Auf niedrigem Podest

In Skizzen und Studien moderner als im vollendeten Tafelbild: Eine Klinger-Ausstellung in Leipzig  ■ Von Katrin Bettina Müller

Zerbrochen und gestückelt liegt das grüngetönte Gipsmodell der „Reue“ unter dem hohen Dach der Kuppelhalle des Leipziger Museums der Bildenden Künste. Die allegorische Figur, von Max Klinger für den Sockel des momumentalen Bildes „Christus im Olymp“ 1895 entworfen, birgt den Kopf in den Armen. Abgewendet von der Welt begrenzt sie ein Gruppenbild der Modelle, die dem Museum aus dem Nachlaß Klingers 1926 geschenkt wurden: Versammelt sind der Torso der „Hoffnung“, die auf die Arme gestützt den Kopf hebt, ein Fragment eines Siegfried aus dem Sockelrelief für ein Wagner-Denkmal, Wagner-Büste und die Büste von Elsa Asenijeff, die aus der ungestalteten, grob durchgekneteten Masse aufzusteigen scheint. Auch ein Gipsmodell von Klingers berühmter Femme fatale, der „Neuen Salomé“, die – ungerührt und ihrer Schönheit bewußt – unter ihrem losen Gewand die Köpfe von Johannes und Herodes verbirgt, steht auf niedrigem Podest.

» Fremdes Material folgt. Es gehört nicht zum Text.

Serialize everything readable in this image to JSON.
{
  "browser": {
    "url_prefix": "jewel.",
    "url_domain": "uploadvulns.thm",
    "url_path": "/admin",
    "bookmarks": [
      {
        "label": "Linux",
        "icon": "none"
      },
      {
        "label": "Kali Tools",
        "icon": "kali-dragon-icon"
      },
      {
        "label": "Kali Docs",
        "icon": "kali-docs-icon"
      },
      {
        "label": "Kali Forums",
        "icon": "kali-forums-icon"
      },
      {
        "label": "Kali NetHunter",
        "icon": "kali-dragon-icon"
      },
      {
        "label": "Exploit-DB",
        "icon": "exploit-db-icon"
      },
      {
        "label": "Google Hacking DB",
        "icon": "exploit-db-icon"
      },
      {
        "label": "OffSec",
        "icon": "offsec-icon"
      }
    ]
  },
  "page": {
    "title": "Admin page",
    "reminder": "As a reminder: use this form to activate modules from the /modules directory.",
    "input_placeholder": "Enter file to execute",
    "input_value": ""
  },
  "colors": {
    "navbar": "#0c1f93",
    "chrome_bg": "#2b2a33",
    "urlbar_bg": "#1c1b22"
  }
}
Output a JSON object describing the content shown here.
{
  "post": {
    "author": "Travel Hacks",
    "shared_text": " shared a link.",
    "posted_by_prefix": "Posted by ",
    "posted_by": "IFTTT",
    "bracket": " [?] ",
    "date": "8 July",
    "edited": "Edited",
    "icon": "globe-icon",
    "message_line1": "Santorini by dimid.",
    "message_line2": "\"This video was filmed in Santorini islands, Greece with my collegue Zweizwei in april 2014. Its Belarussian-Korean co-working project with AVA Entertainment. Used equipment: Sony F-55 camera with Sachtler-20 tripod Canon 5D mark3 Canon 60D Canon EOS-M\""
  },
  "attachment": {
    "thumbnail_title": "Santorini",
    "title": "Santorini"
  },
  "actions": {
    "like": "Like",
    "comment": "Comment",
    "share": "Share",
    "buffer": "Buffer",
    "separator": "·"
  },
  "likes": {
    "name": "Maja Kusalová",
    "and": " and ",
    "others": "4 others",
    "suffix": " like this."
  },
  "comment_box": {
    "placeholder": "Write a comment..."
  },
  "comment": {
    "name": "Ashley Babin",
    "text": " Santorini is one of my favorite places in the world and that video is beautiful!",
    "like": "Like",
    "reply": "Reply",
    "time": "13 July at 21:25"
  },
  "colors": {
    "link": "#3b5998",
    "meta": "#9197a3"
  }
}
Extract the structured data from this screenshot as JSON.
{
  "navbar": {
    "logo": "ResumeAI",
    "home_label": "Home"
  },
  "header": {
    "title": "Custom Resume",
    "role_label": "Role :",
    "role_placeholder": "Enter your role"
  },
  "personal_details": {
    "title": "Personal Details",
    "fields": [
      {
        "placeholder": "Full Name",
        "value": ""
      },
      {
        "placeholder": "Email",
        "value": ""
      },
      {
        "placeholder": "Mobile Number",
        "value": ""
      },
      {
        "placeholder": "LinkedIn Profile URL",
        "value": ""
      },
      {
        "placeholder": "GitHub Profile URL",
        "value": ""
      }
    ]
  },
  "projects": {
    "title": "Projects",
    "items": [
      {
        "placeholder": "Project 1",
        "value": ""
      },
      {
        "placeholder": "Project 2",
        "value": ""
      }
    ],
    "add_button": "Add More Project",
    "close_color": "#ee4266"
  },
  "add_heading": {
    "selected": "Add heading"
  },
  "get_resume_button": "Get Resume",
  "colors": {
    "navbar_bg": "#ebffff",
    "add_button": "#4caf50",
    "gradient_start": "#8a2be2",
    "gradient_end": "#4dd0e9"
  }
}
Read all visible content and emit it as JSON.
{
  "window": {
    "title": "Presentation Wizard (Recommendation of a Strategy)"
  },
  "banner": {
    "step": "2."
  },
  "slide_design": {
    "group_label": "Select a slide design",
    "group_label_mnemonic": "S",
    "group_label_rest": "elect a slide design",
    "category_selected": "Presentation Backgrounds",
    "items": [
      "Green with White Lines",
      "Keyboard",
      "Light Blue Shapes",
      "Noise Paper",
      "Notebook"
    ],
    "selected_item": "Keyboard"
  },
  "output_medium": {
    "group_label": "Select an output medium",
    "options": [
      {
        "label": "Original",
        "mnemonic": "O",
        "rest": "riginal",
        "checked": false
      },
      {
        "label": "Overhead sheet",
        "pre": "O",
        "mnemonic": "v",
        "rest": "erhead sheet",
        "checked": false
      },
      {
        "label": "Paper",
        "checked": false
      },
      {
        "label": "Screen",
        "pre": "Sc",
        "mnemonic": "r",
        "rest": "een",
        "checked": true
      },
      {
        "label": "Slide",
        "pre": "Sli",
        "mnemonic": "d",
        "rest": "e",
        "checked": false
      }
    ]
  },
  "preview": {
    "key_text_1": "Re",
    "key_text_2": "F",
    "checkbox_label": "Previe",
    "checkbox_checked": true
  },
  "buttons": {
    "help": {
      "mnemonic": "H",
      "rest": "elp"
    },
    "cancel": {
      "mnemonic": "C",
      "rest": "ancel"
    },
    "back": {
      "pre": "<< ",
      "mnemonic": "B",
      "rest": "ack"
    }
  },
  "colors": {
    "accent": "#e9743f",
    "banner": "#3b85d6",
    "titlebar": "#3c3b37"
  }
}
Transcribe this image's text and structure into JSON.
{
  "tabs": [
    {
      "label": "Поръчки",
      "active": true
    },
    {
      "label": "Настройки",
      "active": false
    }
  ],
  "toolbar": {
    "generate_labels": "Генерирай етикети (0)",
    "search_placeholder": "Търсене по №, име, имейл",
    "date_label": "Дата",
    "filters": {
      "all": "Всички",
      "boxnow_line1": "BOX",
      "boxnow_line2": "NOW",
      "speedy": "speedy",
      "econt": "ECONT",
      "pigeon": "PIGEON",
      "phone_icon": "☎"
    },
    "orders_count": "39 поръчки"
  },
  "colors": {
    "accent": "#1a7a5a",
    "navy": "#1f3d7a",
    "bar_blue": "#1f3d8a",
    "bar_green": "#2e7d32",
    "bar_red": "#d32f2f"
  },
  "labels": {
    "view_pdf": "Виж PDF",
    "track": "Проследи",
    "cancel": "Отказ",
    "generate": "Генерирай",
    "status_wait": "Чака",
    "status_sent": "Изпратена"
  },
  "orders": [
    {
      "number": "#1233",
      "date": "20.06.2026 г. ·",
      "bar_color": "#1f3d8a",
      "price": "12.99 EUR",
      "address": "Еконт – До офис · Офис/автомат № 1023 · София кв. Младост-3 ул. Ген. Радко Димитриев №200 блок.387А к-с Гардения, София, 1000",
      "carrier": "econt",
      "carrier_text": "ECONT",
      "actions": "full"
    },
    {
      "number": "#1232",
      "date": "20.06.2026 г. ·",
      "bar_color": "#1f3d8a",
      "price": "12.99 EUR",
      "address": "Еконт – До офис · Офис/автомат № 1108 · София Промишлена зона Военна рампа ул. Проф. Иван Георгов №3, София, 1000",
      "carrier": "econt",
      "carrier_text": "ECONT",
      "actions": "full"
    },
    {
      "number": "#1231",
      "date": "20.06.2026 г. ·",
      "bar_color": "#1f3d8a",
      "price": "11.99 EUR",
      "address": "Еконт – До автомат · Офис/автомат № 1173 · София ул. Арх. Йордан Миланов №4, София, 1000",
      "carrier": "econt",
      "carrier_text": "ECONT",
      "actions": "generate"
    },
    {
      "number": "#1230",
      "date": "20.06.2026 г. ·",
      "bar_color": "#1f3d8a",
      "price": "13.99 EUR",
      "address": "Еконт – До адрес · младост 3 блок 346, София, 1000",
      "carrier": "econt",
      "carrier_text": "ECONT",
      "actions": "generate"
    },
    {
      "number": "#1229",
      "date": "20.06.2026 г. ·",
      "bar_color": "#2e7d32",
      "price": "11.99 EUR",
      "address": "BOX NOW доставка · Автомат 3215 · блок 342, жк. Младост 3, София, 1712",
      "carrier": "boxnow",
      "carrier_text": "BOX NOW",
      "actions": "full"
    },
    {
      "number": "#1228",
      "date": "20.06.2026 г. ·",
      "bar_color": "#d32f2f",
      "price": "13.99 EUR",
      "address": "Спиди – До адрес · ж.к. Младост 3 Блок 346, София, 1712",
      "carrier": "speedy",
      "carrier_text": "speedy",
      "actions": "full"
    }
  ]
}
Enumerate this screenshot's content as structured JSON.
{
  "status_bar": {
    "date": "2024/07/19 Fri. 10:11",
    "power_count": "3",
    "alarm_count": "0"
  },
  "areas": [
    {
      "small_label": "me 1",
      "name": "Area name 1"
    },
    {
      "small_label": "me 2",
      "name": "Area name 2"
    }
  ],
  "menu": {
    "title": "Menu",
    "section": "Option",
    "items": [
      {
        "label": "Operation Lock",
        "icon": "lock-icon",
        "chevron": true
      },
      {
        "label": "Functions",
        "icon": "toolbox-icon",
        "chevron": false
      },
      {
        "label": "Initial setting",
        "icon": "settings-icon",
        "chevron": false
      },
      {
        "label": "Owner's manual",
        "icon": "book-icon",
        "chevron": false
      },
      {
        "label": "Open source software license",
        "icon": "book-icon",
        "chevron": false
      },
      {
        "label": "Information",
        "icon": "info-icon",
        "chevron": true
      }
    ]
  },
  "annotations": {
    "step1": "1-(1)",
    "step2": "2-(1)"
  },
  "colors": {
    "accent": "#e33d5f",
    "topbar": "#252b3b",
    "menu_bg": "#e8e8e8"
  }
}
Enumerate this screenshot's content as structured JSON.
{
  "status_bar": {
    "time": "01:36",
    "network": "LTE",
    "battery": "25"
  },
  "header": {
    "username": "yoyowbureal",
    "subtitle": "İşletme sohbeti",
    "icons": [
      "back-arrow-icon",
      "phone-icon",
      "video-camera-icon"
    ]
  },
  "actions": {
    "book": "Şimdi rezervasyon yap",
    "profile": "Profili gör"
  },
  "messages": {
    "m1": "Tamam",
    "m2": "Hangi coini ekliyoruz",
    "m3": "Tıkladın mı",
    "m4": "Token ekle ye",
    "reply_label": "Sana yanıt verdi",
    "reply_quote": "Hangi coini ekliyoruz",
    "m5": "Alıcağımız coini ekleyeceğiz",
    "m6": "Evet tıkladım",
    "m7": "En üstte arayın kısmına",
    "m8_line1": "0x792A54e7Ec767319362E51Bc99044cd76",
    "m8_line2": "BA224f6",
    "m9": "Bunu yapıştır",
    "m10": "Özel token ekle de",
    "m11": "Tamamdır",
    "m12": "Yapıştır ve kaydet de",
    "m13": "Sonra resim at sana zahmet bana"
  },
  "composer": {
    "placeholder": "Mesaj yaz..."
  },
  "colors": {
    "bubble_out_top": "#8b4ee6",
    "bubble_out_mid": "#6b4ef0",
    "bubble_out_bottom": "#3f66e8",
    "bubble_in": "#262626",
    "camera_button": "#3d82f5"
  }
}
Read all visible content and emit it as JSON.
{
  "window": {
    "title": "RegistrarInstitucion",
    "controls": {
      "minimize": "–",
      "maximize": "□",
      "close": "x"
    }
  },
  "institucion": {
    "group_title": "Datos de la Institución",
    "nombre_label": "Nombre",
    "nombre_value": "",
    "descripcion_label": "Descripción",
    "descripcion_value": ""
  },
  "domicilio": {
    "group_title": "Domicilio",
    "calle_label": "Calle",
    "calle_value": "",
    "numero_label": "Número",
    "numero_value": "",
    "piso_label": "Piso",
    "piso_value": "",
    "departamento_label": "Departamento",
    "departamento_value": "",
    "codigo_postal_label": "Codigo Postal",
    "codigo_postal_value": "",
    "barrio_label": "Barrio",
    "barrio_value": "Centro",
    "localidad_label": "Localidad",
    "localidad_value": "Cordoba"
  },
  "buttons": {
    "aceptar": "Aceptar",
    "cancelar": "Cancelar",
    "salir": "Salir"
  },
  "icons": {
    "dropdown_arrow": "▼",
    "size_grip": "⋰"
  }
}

Dieses Gruppenbild liefert mehr als einen Blick in Klingers Werkstatt. Die Gipse, teils aus nicht realisierten Projekten, markieren einen Zustand des Vorläufigen und sind zugleich von Spuren des Alters gezeichnet. Gegenüber dem Anspruch der ewigen Gültigkeit, denen ihnen die in vielfarbigem Marmor ausgeführten und dreifach aufgesockelten Skulpturen der „Neuen Salom“ und der „Kassandra“ in der weiten Halle entgegensetzen, zeigen sie die Anfälligkeit der Kunst gegenüber der Geschichte. Im Nebeneinander dieser Formen zerbricht das Projekt Gesamtkunstwerk in Fragmente. Damit gelingt dem Museum ein zeitgenössischer Blick auf Klinger. Neben das schillernde Werk treten die Dokumente eines lebenslangen work in progress.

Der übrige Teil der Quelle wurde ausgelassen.